= Evaporative cooling chambers =

Non-electric cooling technology

Evaporative cooling chambers (ECCs), also known as "zero energy cool chambers" (ZECCs), are a type of evaporative cooler, which are simple and inexpensive ways to keep vegetables fresh without the use of electricity. Evaporation of water from a surface removes heat, creating a cooling effect, which can improve vegetable storage shelf life.

ECCs are relatively large compared to the more common household clay pot cooler, and are therefore most suitable for farmers with large production quantities, farming groups, or farming cooperatives.

== History ==

The brick ECC was originally developed in India by Susanta K. Roy and D.S. Khuridiya in the early 1980s to address fruit and vegetable post-harvest losses, especially in rural areas where electricity is non-existent. Roy and Khuridiya’s ECC design is composed of a double brick wall structure, supported by a base layer of brick, and covered with a straw mat.

== Suitability ==

ECCs provide the most benefits when they are used in low humidity climates (less than 40% relative humidity), the temperature is hot (maximum daily temperature greater than 25 °C), water is available to add to the device between one and three times per day. The device should be in a shady and well-ventilated area.

Additionally, storage conditions must meet users’ needs for scale of storage needed and optimal conditions for different vegetables throughout the year. The cost of the ECC must be affordable and justified by the benefits be realized due to its improved storage.

== Construction ==

The size of an ECC can be chosen to meet a range of user storage needs; however, the cost can vary significantly based on the desired size and local cost of materials. Because ECCs can be constructed over a range of sizes, it is important to select an appropriate size according to the need to avoid over-building and spending more money than is needed.

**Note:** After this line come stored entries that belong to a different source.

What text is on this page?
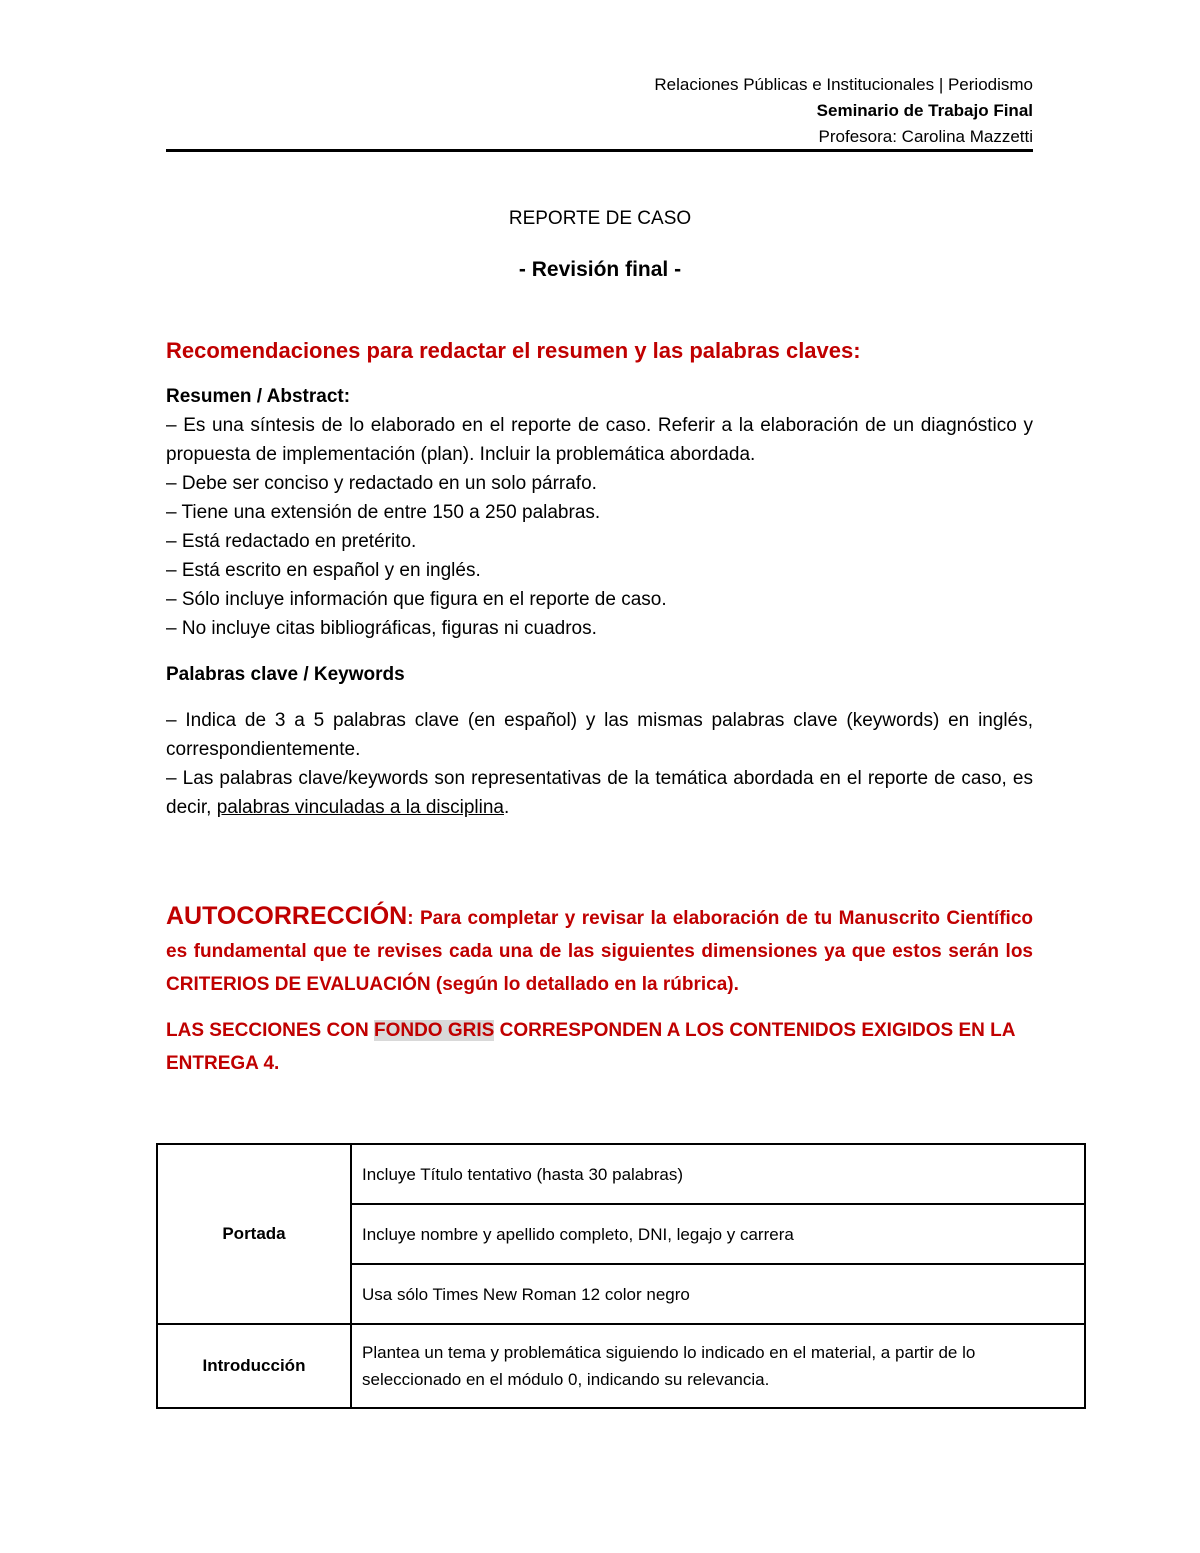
Relaciones Públicas e Institucionales | Periodismo
Seminario de Trabajo Final
Profesora: Carolina Mazzetti
REPORTE DE CASO
- Revisión final -
Recomendaciones para redactar el resumen y las palabras claves:

Resumen / Abstract:

– Es una síntesis de lo elaborado en el reporte de caso. Referir a la elaboración de un diagnóstico y propuesta de implementación (plan). Incluir la problemática abordada.

– Debe ser conciso y redactado en un solo párrafo.

– Tiene una extensión de entre 150 a 250 palabras.

– Está redactado en pretérito.

– Está escrito en español y en inglés.

– Sólo incluye información que figura en el reporte de caso.

– No incluye citas bibliográficas, figuras ni cuadros.

Palabras clave / Keywords

– Indica de 3 a 5 palabras clave (en español) y las mismas palabras clave (keywords) en inglés, correspondientemente.

– Las palabras clave/keywords son representativas de la temática abordada en el reporte de caso, es decir, palabras vinculadas a la disciplina.

AUTOCORRECCIÓN: Para completar y revisar la elaboración de tu Manuscrito Científico es fundamental que te revises cada una de las siguientes dimensiones ya que estos serán los CRITERIOS DE EVALUACIÓN (según lo detallado en la rúbrica).
LAS SECCIONES CON FONDO GRIS CORRESPONDEN A LOS CONTENIDOS EXIGIDOS EN LA ENTREGA 4.
Portada	Incluye Título tentativo (hasta 30 palabras)
	Incluye nombre y apellido completo, DNI, legajo y carrera
	Usa sólo Times New Roman 12 color negro
Introducción	Plantea un tema y problemática siguiendo lo indicado en el material, a partir de lo seleccionado en el módulo 0, indicando su relevancia.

Evaporative cooling chambers (ECCs) can be made from locally available materials, including bricks, sand, wood, dry grass, gunny/burlap sacks, and twine. The space in between the two brick walls is filled with sand, which retains the water that is added. If the evaporative cooling chamber is not built in an area that is well shaded, a shed must be constructed to provide shade. Inside the ECC, food is placed in unsealed plastic containers, which keep the vegetables off the ECC’s floor and allows them to breathe and be exposed to the cool, humid air inside the device.

== Best practices for use ==

It is important that ECCs are correctly used to ensure maximum cooling performance benefit for the user. Improper use decreases the potential benefits and results in a lower cost-benefit ratio. The vegetables that need storage should be carefully considered, since not all produce can be stored together because some release ethylene, which can accelerate ripening or reduce post-harvest quality.

Before starting to build an ECC, a location should be chosen that is close to water, exposed to wind/breeze, and if possible, where there is shade to avoid the need of a cover. ECCs should be reinstalled every 3 years with new bricks. The cover of the ECC should be opened as infrequently as possible to keep the cool air in. The sand between the bricks must be kept wet; installing an irrigation system can make this process simpler. Additionally, water should be sprinkled on the cover 1-3 times per day.